Hierarchical clustering (agglomerative) is a clustering algorithm that builds a cluster hierarchy from some given points [1].
[1] http://en.wikipedia.org/wiki/Hierarchical_clustering
Besides n-dimensional data, the algorithm also works on data points given by GPS coordinates.
- Import the script.
<script type="text/javascript" src="jHC.js"></script>
- Sample Data Format
let point_data = [
[0.1, 5],
[2, 4],
[0, 7]
];
The latitude is the first number in the pair followed by the longitude.
let gps_point_data = [
[55.7858667, 12.5233995],
[45.4238667, 12.5233995],
[25.3438667, 11.6533995]
];
- Run the algorithm. To run the algorithm you need to provide the data along with the linkage and distance parameters.
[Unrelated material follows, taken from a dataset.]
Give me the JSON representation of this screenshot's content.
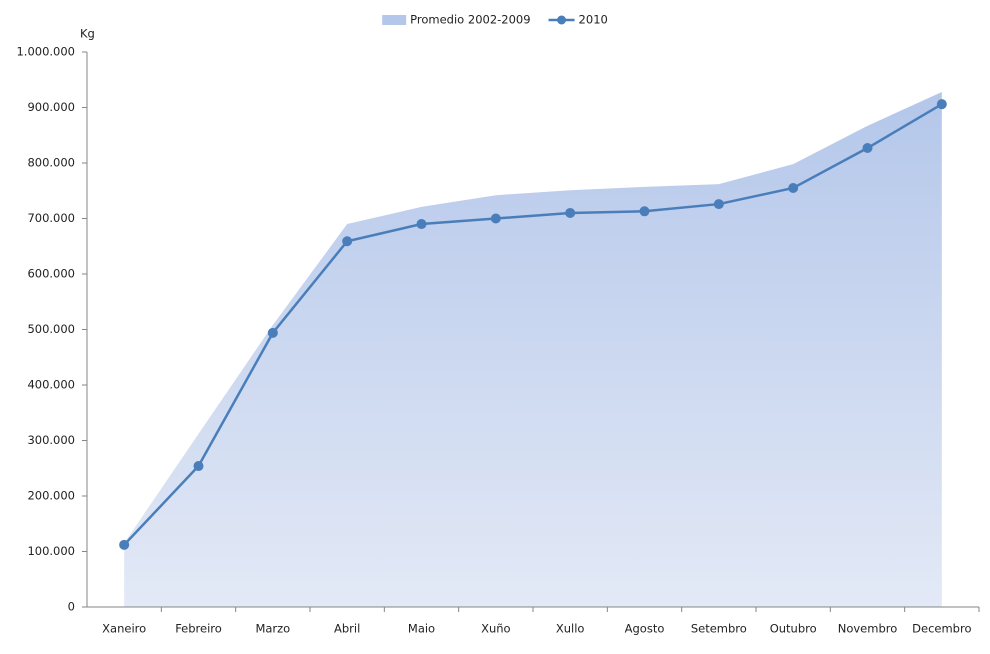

For the traditional hierarchical clustering the steps are the following:
let hc = jHC()
.linkage('AVERAGE')
.distance('EUCLIDEAN')
.data(point_data);
The distance functions available are: 'EUCLIDEAN', 'HAVERSINE' (for GPS data), 'MANHATTAN'. The linkages implemented are 'AVERAGE', 'COMPLETE' and 'SINGLE'. Additionally you can provide your own distance function, which must accept at least two parameters (the two points), and then pass it to the distance method as its parameter. The next step is to simply run the clustering algorithm.
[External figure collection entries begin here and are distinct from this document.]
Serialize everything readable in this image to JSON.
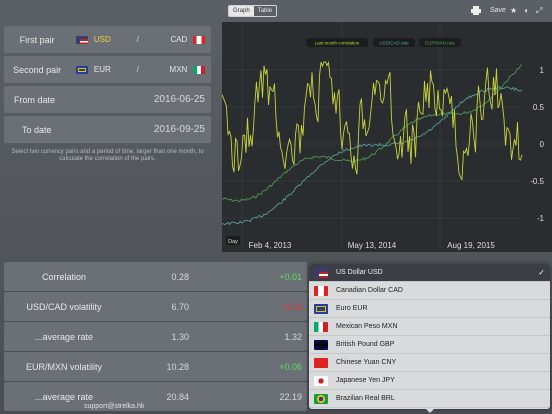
{
  "toolbar": {
    "view_tabs": [
      "Graph",
      "Table"
    ],
    "save_label": "Save",
    "star_icon": "★",
    "theme_icon": "◑",
    "expand_icon": "⤢",
    "print_icon": "print-icon"
  },
  "pairs": {
    "first": {
      "label": "First pair",
      "from": "USD",
      "to": "CAD",
      "sep": "/"
    },
    "second": {
      "label": "Second pair",
      "from": "EUR",
      "to": "MXN",
      "sep": "/"
    }
  },
  "dates": {
    "from": {
      "label": "From date",
      "value": "2016-06-25"
    },
    "to": {
      "label": "To date",
      "value": "2016-09-25"
    }
  },
  "hint": "Select two currency pairs and a period of time, larger than one month, to calculate the correlation of the pairs.",
  "legend": [
    "Last month correlation",
    "USD/CAD rate",
    "EUR/MXN rate"
  ],
  "chart_data": {
    "type": "line",
    "x_labels": [
      "Feb 4, 2013",
      "May 13, 2014",
      "Aug 19, 2015"
    ],
    "y_ticks": [
      "1",
      "0.5",
      "0",
      "-0.5",
      "-1"
    ],
    "ylim": [
      -1,
      1
    ],
    "range_button": "Day",
    "series": [
      {
        "name": "Last month correlation",
        "color": "#c8d33a"
      },
      {
        "name": "USD/CAD rate",
        "color": "#5aa7a0"
      },
      {
        "name": "EUR/MXN rate",
        "color": "#4fa34f"
      }
    ]
  },
  "stats": [
    {
      "label": "Correlation",
      "v1": "0.28",
      "v2": "+0.01",
      "v2_class": "pos"
    },
    {
      "label": "USD/CAD volatility",
      "v1": "6.70",
      "v2": "-0.22",
      "v2_class": "neg"
    },
    {
      "label": "...average rate",
      "v1": "1.30",
      "v2": "1.32",
      "v2_class": ""
    },
    {
      "label": "EUR/MXN volatility",
      "v1": "10.28",
      "v2": "+0.06",
      "v2_class": "pos"
    },
    {
      "label": "...average rate",
      "v1": "20.84",
      "v2": "22.19",
      "v2_class": ""
    }
  ],
  "currencies": [
    {
      "label": "US Dollar USD",
      "flag": "us"
    },
    {
      "label": "Canadian Dollar CAD",
      "flag": "ca"
    },
    {
      "label": "Euro EUR",
      "flag": "eu"
    },
    {
      "label": "Mexican Peso MXN",
      "flag": "mx"
    },
    {
      "label": "British Pound GBP",
      "flag": "gb"
    },
    {
      "label": "Chinese Yuan CNY",
      "flag": "cn"
    },
    {
      "label": "Japanese Yen JPY",
      "flag": "jp"
    },
    {
      "label": "Brazilian Real BRL",
      "flag": "br"
    }
  ],
  "selected_currency": "US Dollar USD",
  "footer": {
    "support": "support@strelka.hk"
  }
}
// This will run the aglorithm and return the resulting hierarchy tree.
let hierarchy_tree = hc();
The end root node is wrapped in an array and returned. The resulting clustering hierarchy has the following format:
[
{
children: [
// the two children of the root hierarchy node.
{
children: [
{
//leaf node
coordinates: [9, 5],
name: 1,
size: 1
},
{
//leaf node
coordinates: [7, 9],
name: 2,
size: 1
}
],
coordinates: [11, 12],
name: 3,
size: 2
},
{
//leaf node
coordinates: [9, 9],
name: 0,
size: 1
}
],
coordinates: [13, 14], // centroid coordinates for the cluster
name: 4, // id of cluster
size: 3 // number of points contained
}
];
Additionally you can get the leaf nodes with the leafNodes function.
See working example in the example/example.html file. Use the console to inspect the input and output of the algorithm.